There really is only one question you should ask yourself before starting any new venture:
Do I want to make meaning?
Meaning is not about money, power, or prestige. It's not even about creating a fun place to work. Among the meanings of "meaning" are to
- Make the world a better place.
- Increase the quality of life.
- Right a terrible wrong.
- Prevent the end of something good.
Goals such as these are a tremendous advantage as you travel down the difficult path ahead. If you answer this question in the negative, you may still be successful, but it will be harder to become so because making meaning is the most powerful motivator there is.
It's taken me twenty yeas to come to this understanding. [Guy Kawasaki - ]
For six months I've tried to answer that question. I've thought about the times I was happiest in my life. I realize that I am happiest when I am teaching and inspiring people to do something they consider impossible. That is my purpose in life.
What should I teach? I've thought about teaching technology, but that bores me to tears. One of the few good teachers I've had was my high school chemistry/physics teacher Mr. Seela. He won Iowa Teacher of the Year for 2004 and he deserved it. Mr. Seela was one of the few people who never gave up on me in high school. No matter what I did, he kept trying to reach me. I've thought about following in his footsteps and teaching high school science. But the pay sucks. And the system sucks. Mr. Seela deserves to make 10 times what he makes but most of my other teachers should not be allowed within 100 yards of the nearest classroom.
When I was younger I dreamed of being a software developer, a Navy SEAL, or a Navy fighter pilot. At one point I planned to become all three - a real life MacGyver if you will. Eventually I realized one of my dreams. I became a software developer. I should be happy right?
Last year I realized that writing code to make someone else more profitable, by making banks more profitable, isn't that fulfilling. That's when I decided to go into business for myself. I thought that if I chose the products I worked on, I could make meaning with the products I created. But the idea of writing code in my spare time doesn't appeal to me anymore. I want new challenges. More importantly, I want to spend more time working with people than I do working with machines.

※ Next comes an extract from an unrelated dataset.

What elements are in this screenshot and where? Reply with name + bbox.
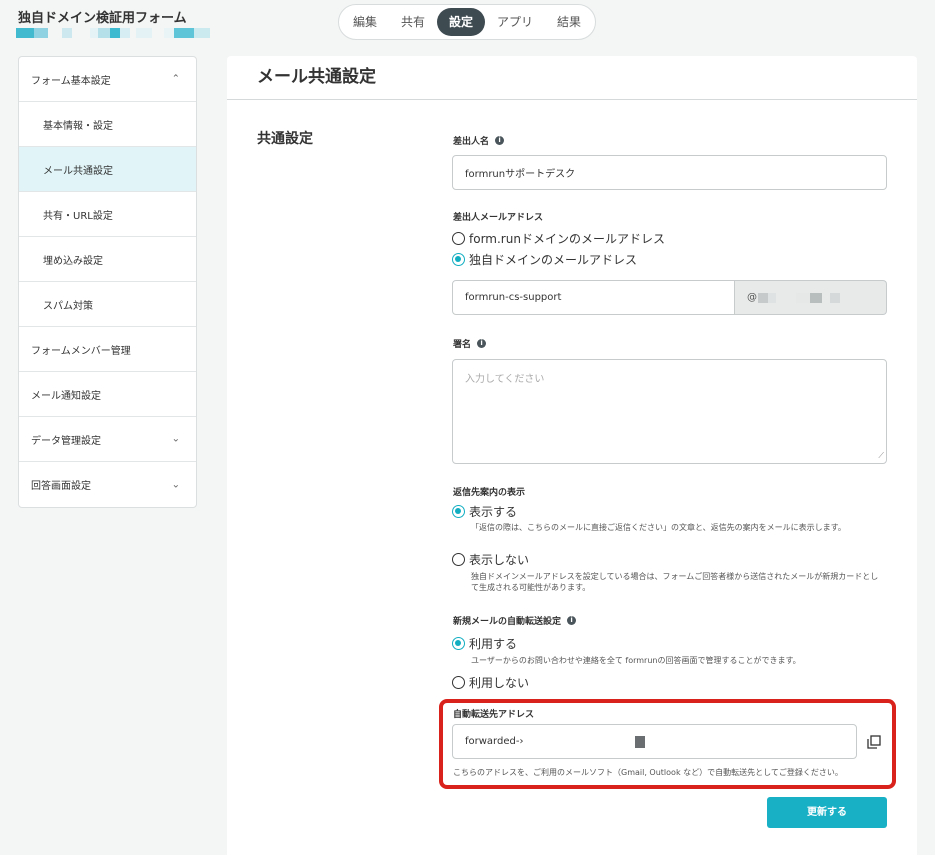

Then I remembered one of the other passions from my youth - flying. I've thought about becoming a flight instructor in the past, but like many teaching professions, the pay sucks. But I see ways to change that. And I want to change it. I want to change the way the flight training industry works. I want to find a way to make flight instructor the premium position in the aviation industry. I also want to find a way to reach kids that are like I was in school. I know that Mr. Seela could've reached me by teaching me to fly. That would have been the motivation I needed to live up to my potential in school. I know that there are kids out there like me, who need something to focus their attention. I know that through flight instruction, I can change the world. And who doesn't want to change the world?
So thanks David Seela. Thanks Guy Kawasaki. Thanks Robert Scoble. Thanks Steve Pavlina. Thanks Dave Winer. Thanks Adam Curry. Thanks Eric Sink. Thanks Jon Udell. Thanks Seth Godin. Thanks Jack Canfield. Thanks Harvey Mckay. Thanks Duane "Dog" Chapman. You have all inspired me to change the world.